Below is a selection of your comments.

This is an interesting article to read. However what a shame that it's not acknowledged that the Salvation Army have been doing this since its inception. They are out most nights throughout the year, across the country bringing food, drink, blankets etc to the homeless. Wouldn't it be good if all the supermarkets could liaise with their local Salvation Army churches so the food can be distributed to the most needy and is done so through an organisation that truly understands the needs of the homeless.

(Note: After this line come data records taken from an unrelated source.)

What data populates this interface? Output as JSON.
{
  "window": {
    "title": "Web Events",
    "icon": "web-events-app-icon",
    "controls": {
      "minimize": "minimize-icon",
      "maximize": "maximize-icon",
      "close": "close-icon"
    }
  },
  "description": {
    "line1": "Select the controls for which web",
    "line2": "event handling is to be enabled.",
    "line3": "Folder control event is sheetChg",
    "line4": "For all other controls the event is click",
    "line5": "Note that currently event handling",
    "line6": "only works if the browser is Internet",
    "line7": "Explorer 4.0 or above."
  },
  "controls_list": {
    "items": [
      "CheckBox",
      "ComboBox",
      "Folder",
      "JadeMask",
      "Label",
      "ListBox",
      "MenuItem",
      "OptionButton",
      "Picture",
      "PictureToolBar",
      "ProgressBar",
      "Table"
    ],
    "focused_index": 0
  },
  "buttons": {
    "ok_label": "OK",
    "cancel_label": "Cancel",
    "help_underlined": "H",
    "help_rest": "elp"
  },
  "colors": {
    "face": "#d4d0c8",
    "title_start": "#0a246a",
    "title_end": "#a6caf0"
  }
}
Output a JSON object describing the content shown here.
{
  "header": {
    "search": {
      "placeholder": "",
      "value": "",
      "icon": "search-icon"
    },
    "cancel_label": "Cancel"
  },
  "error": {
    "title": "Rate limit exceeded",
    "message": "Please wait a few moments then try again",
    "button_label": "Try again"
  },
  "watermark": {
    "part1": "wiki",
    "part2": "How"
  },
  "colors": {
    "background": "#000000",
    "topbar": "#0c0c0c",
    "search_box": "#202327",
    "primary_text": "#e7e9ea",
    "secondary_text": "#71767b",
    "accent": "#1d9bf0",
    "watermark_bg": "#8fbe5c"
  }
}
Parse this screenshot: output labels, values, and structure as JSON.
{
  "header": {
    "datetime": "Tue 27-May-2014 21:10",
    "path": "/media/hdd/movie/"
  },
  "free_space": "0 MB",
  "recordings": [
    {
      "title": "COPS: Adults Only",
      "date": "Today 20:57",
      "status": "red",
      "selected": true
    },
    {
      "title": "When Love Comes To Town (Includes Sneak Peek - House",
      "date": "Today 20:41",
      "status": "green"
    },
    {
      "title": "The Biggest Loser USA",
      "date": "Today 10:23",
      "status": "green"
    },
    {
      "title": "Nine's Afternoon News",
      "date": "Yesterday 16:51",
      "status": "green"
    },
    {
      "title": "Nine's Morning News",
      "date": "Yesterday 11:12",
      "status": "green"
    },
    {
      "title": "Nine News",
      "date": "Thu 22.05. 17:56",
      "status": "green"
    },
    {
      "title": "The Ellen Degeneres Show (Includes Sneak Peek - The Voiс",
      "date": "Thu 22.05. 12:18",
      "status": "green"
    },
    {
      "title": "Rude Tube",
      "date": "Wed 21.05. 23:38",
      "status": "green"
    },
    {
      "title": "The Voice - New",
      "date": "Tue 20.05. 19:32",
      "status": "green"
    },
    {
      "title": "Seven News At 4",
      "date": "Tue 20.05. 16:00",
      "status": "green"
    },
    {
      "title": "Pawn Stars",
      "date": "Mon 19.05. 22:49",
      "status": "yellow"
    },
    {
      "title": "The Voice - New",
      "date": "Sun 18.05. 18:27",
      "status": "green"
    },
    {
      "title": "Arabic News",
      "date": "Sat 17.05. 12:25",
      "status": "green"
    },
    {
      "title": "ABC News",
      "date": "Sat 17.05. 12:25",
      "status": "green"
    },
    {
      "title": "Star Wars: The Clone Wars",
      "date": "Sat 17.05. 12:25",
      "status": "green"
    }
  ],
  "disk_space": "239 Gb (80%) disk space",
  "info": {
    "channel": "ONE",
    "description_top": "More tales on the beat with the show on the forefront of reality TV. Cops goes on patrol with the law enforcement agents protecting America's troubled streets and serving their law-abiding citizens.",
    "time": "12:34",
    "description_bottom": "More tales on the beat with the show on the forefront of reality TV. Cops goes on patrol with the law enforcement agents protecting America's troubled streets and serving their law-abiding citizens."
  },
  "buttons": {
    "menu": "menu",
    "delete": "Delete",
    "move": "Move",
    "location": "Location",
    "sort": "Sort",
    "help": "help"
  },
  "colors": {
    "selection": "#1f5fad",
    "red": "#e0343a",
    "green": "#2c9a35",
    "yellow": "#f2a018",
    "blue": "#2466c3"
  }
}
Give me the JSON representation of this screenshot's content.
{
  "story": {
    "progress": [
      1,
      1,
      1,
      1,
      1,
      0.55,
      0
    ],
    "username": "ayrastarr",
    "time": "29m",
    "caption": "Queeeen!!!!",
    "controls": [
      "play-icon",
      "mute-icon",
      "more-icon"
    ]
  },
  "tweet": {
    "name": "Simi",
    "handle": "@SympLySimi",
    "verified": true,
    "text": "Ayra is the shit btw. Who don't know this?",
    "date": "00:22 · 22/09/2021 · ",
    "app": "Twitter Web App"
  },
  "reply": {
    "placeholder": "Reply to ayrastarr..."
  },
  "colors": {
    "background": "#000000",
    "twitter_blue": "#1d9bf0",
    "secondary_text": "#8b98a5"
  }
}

Jason Wells, High Wycombe UK

Well done to Pret's and others like them. Should the Government not be stepping in and making it mandatory for the many major chains of sandwich bars to do likewise. Yes there will be distribution issues but surely this is better for everyone compared to the alternative of landfill?

Mel, London

I think this programme is great for the homeless and great for preventing waste, but it's only saving the 1.6m tonnes that the shops throw out. What about the 4.1m tonnes that consumers throw out? I know that I would throw out far less food if the supermarkets sold all their fruit and veg by weight, rather than in over-sized packages, only suitable for large families. Perhaps someone could come up with a programme where I could donate the other three quarters of a bag of beansprouts to the homeless after I make a stir-fry.

Emily, Edinburgh

I had thought there were issues with shops distributing leftovers in this way because of idiotic legal cases brought against them when someone becomes ill - whether or not provably through consumption of the leftover food. Very glad several places keep up the practice - what do they do / what rules do they have in place that lift the worry of being sued for food poisoning (even if the illness was nothing to do with the food)?

Holly , London

That's brilliant and the volunteers work so hard. What's with complaining about soggy sandwiches? They are free after all!

Jane, UK

Very interesting and brings back memories when I was homeless as a teenager. The Salvation Army took me in and it was the local Boots that would give them the end of day sandwiches for us to eat and hand out to those unfortunate not to be in the local hostel. It's a great un-noticed service that i think the larger supermarkets should provide more. Beyond that, perhaps we should be using the money gained from the recent announcement to cut benefit fraud in building state-run hostels to assist beyond these kind not-for-profit charities.

Craig, Reading

I use to work for an outdoor sports retailer, at the end of every month we would have boxes of damaged coats and sleeping bags, where the items would be ripped or a zip not working. We were told that we had to shred them up into bits and then chuck them in the bin. When I asked if we could give them out to the needy I was told they might bring them back pretending to be a customer and try to claim a refund!

Andrew, Oxford

Last year I bought a ciabatta from a service station coffee shop shortly before it closed. In chatting to the staff I learned that they *have* to throw away their left over food because the service station chain will not permit them to redistribute it to the local needy.

S, Birmingham

I am working for the biggest international coffee company in UK. We are wasting a lot of sandwiches and other food daily and we are banned from donating it to homeless. We are also told to remove sandwiches from packaging and waste them together with other rubbish to prevent homeless to go through our bin bags left on the street to be collected by waste collection services. In my opinion it is disgrace for the company which advertise itself as socially responsible. I don't understand why other companies like Pret-a -Monger can donate food but we cannot. Donating food to homeless is classified as gross misconduct and can result in being fired!

Alex, London

As a naive employee of a well-known shop I took it upon myself to give the "use by that date" sandwiches to the local night shelter. Several of the residents actually came to the store to thank me. One week later the area manager came from Nottingham and gave me a disiplinary warning. I was told to dispose of the unsold food that could have been eaten each day. I felt guilty until I found honest employment.